Well it had to happen sooner or later. YDreams and Canesta Inc. have announced a partnership that will redefine Augmented Reality. We’ve all seen AR demos where “Real” markers are recognized by machine vision engines and are replaced with “Artificial” objects in the video stream. Canesta has taken the next step and built a camera that can provide a realtime markerless depth map of the scene it’s shooting.
Canestavision sensor chips fundamentally, work in a manner similar to radar, where the distance to remote objects is calculated by measuring the time it takes an electronic burst of radio waves to make the round trip from a transmitting antenna to a reflective object (like a metal airplane) and back. In the case of these chips, however, a burst of unobtrusive light is transmitted instead.
The chips, which are not fooled by ambient light, either then time the duration it takes the pulse to reflect back to each pixel, using high speed, on-chip timers in one method, or simply count the number of returning photons, an indirect measure of the distance, in another.
In either case, the result is an array of “distances” that provides a mathematically accurate, dynamic “relief” map of the surfaces being imaged. The image and distance information is then handed off to an on-chip processor running Canesta’s proprietary imaging software that further refines the 3-D representation before sending it off chip to the OEM application.

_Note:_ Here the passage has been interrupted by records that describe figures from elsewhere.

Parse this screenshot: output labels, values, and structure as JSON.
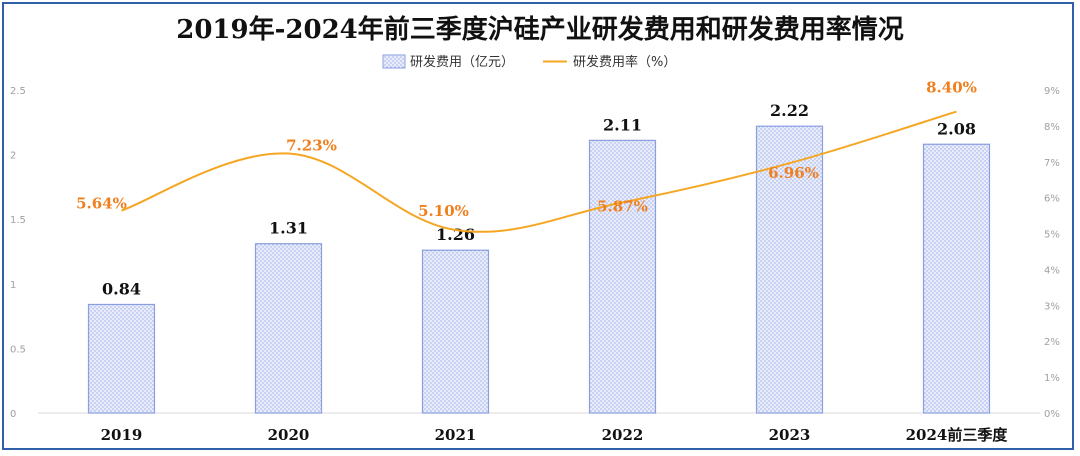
{
  "chart_data": {
    "type": "bar",
    "title": "2019年-2024年前三季度沪硅产业研发费用和研发费用率情况",
    "categories": [
      "2019",
      "2020",
      "2021",
      "2022",
      "2023",
      "2024前三季度"
    ],
    "series": [
      {
        "name": "研发费用（亿元）",
        "type": "bar",
        "axis": "left",
        "values": [
          0.84,
          1.31,
          1.26,
          2.11,
          2.22,
          2.08
        ],
        "labels": [
          "0.84",
          "1.31",
          "1.26",
          "2.11",
          "2.22",
          "2.08"
        ],
        "color": "#8a9ee0"
      },
      {
        "name": "研发费用率（%）",
        "type": "line",
        "axis": "right",
        "values": [
          5.64,
          7.23,
          5.1,
          5.87,
          6.96,
          8.4
        ],
        "labels": [
          "5.64%",
          "7.23%",
          "5.10%",
          "5.87%",
          "6.96%",
          "8.40%"
        ],
        "color": "#f5a623"
      }
    ],
    "y_left": {
      "range": [
        0,
        2.5
      ],
      "ticks": [
        "0",
        "0.5",
        "1",
        "1.5",
        "2",
        "2.5"
      ]
    },
    "y_right": {
      "range": [
        0,
        9
      ],
      "ticks": [
        "0%",
        "1%",
        "2%",
        "3%",
        "4%",
        "5%",
        "6%",
        "7%",
        "8%",
        "9%"
      ]
    },
    "legend_position": "top-center",
    "grid": false,
    "colors": {
      "frame": "#2e5fa8",
      "bar_fill": "#e4e9fa",
      "bar_border": "#8a9ee0",
      "line": "#f5a623",
      "line_label": "#f07f1e",
      "axis_text": "#a0a0a0",
      "text": "#111111"
    }
  }
}
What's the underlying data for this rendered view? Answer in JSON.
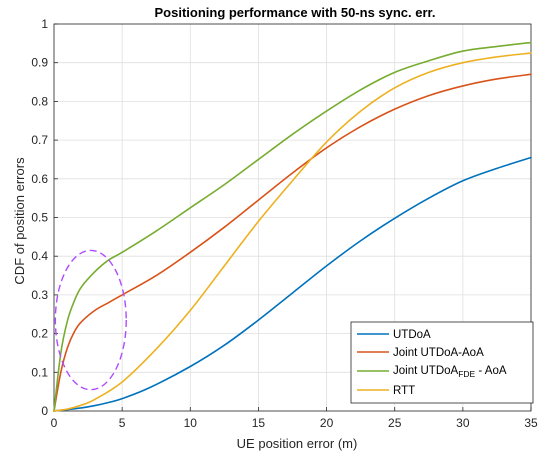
{
  "chart_data": {
    "type": "line",
    "title": "Positioning performance with 50-ns sync. err.",
    "xlabel": "UE position error (m)",
    "ylabel": "CDF of position errors",
    "xlim": [
      0,
      35
    ],
    "ylim": [
      0,
      1
    ],
    "xticks": [
      0,
      5,
      10,
      15,
      20,
      25,
      30,
      35
    ],
    "yticks": [
      0,
      0.1,
      0.2,
      0.3,
      0.4,
      0.5,
      0.6,
      0.7,
      0.8,
      0.9,
      1
    ],
    "grid": true,
    "legend_position": "bottom-right",
    "legend_entries": [
      "UTDoA",
      "Joint UTDoA-AoA",
      "Joint UTDoA",
      "FDE",
      " - AoA",
      "RTT"
    ],
    "series": [
      {
        "name": "UTDoA",
        "color": "#0072BD",
        "x": [
          0,
          2,
          3,
          4,
          5,
          7,
          10,
          12.5,
          15,
          17.5,
          20,
          22.5,
          25,
          27.5,
          30,
          32.5,
          35
        ],
        "y": [
          0,
          0.008,
          0.014,
          0.022,
          0.032,
          0.06,
          0.115,
          0.17,
          0.235,
          0.305,
          0.375,
          0.44,
          0.498,
          0.55,
          0.595,
          0.627,
          0.655
        ]
      },
      {
        "name": "Joint UTDoA-AoA",
        "color": "#D95319",
        "x": [
          0,
          0.5,
          1,
          1.5,
          2,
          3,
          4,
          5,
          7.5,
          10,
          12.5,
          15,
          17.5,
          20,
          22.5,
          25,
          27.5,
          30,
          32.5,
          35
        ],
        "y": [
          0,
          0.1,
          0.165,
          0.205,
          0.23,
          0.26,
          0.28,
          0.3,
          0.35,
          0.41,
          0.475,
          0.545,
          0.615,
          0.68,
          0.735,
          0.78,
          0.815,
          0.84,
          0.858,
          0.87
        ]
      },
      {
        "name": "Joint UTDoA FDE - AoA",
        "color": "#77AC30",
        "x": [
          0,
          0.5,
          1,
          1.5,
          2,
          3,
          4,
          5,
          7.5,
          10,
          12.5,
          15,
          17.5,
          20,
          22.5,
          25,
          27.5,
          30,
          32.5,
          35
        ],
        "y": [
          0,
          0.15,
          0.235,
          0.285,
          0.32,
          0.36,
          0.39,
          0.41,
          0.465,
          0.525,
          0.585,
          0.65,
          0.715,
          0.775,
          0.83,
          0.875,
          0.905,
          0.93,
          0.942,
          0.952
        ]
      },
      {
        "name": "RTT",
        "color": "#EDB120",
        "x": [
          0,
          1,
          2,
          3,
          5,
          7.5,
          10,
          12.5,
          15,
          17.5,
          20,
          22.5,
          25,
          27.5,
          30,
          32.5,
          35
        ],
        "y": [
          0,
          0.005,
          0.015,
          0.03,
          0.075,
          0.16,
          0.26,
          0.375,
          0.49,
          0.595,
          0.695,
          0.775,
          0.835,
          0.875,
          0.9,
          0.915,
          0.925
        ]
      }
    ],
    "annotations": [
      {
        "type": "dashed-ellipse",
        "color": "#B04BFF",
        "cx": 2.7,
        "cy": 0.235,
        "rx": 2.6,
        "ry": 0.18
      }
    ]
  }
}
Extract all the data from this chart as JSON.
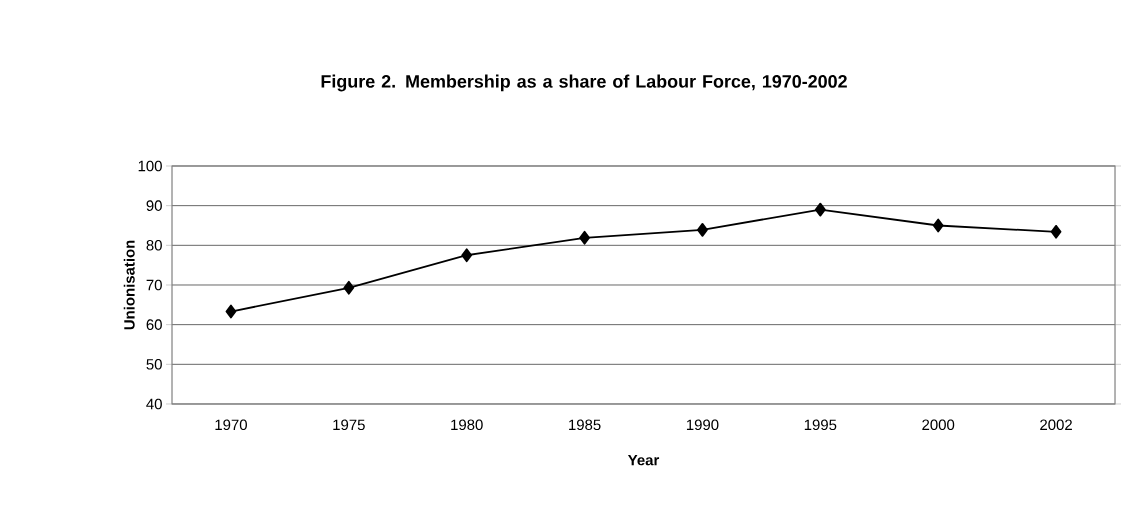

To date, implementing augmented reality solutions has only been possible with very specialized techniques. By working together with Canesta, we look forward to making augmented reality a part of everyday life,
said Ivan Franco YDreams´ R&D Director.
Until now Augmented Reality has delivered limited applications to the general public, mostly offering 3-D objects on top of visually obtrusive markers. By using Canesta’s 3-D vision sensors, YDreams applications can do real-time capture of any object in 3-D, without the aid of any special markers or enhancements.